Adipose tissue ( fat cells) fill up with fat and empty out constantly..so all of it is exchanged in about three weeks. ( Great aid for weight watchers to know the fat they feel won't be there so soon!!!) We get a new stomach lining every five days. Skin is renewed every five weeks. Our skeleton is entirely renewed every three months.
Every year about 98% of the total number of atoms in the body are replaced, something confirmed by radioisotope studies at the Oak Ridge laboratories in California.
That got me thinking how important it is to give ourselves the freedom to change and improve.....and somehow isn't it encouraging to know our body is in this constant flow of change itself, and that we can work in partnership with it ?
Wednesday, 4 August 2010
Bee Decline, Cell Phones and Electro-magnetism
Last year, bee population in the UK went down by 17%, and in the US by 30%. Worrying figures indeed.
The reasons for the decline are still unclear....pesticides, parasite mites called varroa and climate change are often cited as major factors.
However there is interesting new research being done at Punjab university in Northern India, which believes that cell phones could also be in part to blame for the decline in bees. They fitted cell phones to the hives and powered them up for two fifteen minute periods each day. Within three months, the bees stopped producing honey, egg production by the queen halved and the size of the hive reduced dramatically.
Another study by Andrew Goldsworthy at UK's Imperial College, London is studying the biological effects of electro-magnetic fields, and also believes it's possible that cell phones may be affecting bees.
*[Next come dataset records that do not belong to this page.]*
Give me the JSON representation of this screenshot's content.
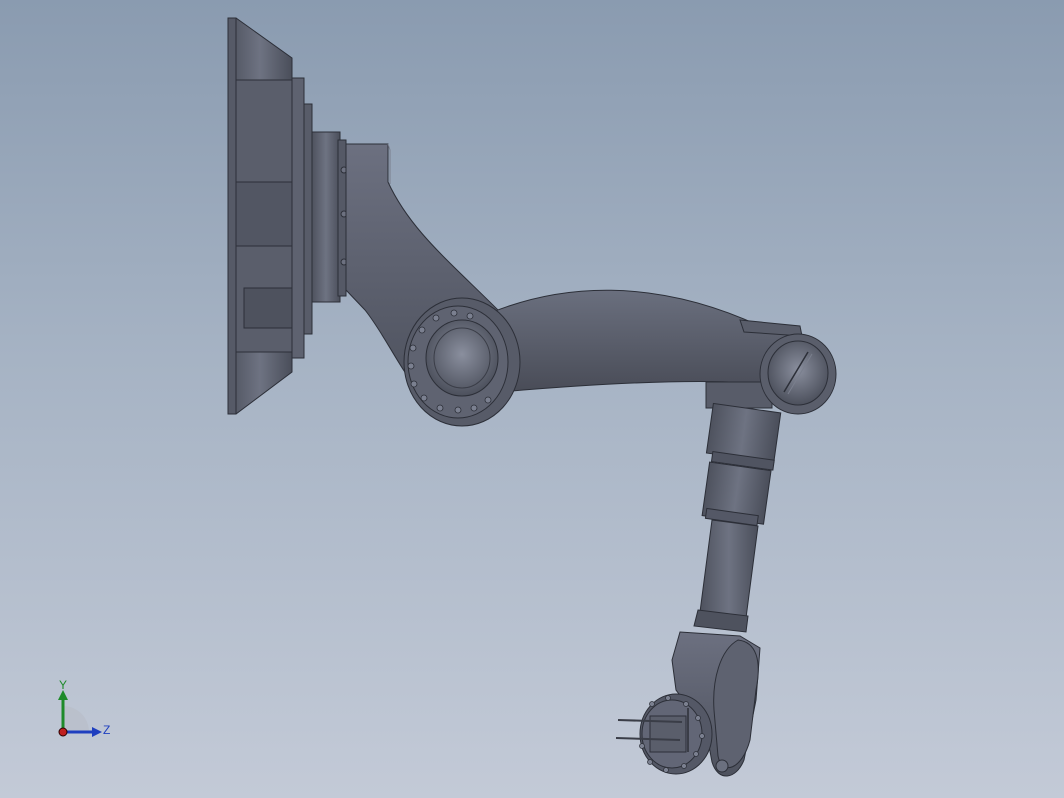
{
  "viewport": {
    "background_top": "#8a9bb0",
    "background_bottom": "#c3cad7"
  },
  "model": {
    "part_color": "#5c606e",
    "edge_color": "#2c2f38",
    "highlight_color": "#7a7f8d"
  },
  "triad": {
    "x_label": "",
    "y_label": "Y",
    "z_label": "Z",
    "y_color": "#1e8a2a",
    "z_color": "#1f3fbf",
    "x_color": "#c02020"
  }
}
There is a pigment in bees ( and other animals) called cryptochrome, which is used for navigation. It is used to sense the earth's magnetic field and thus helps bees find their way back to the hive. The signal from cell phones disturbs the cryptochrome molecules, thus causing bees to get lost and not find their way back to the hive. Indeed Goldsworthy has suggested to UK communications regulators OFCOM that they change the phone frequencies to one which would not have this affect.
At the same time, experts on bees such as the scientific director of the International Bee Research Centre at Sussex University comments that although they appreciate that bees are sensitive to electro magnetism, they are unsure whether bees use the earth's electro magnetic fields in navigation...so even, the bee experts are unsure in this area.
It seems to me that there is an urgent need to understand more about the electro magnetic fields of the planet and how flora, fauna and human life interacts with it.
After all, if this is indeed an important factor in the decline of bees, our major pollinators, then there is no time to lose! Life is indeed an inter-related living eco sytem in which every part affects every other And we are living in a time when our understanding of the significance of being part of this living organism, is expanding all the time.
Yet when it comes to the possibility of losing our bees, it highlights our urgent need to expand our understanding in these areas.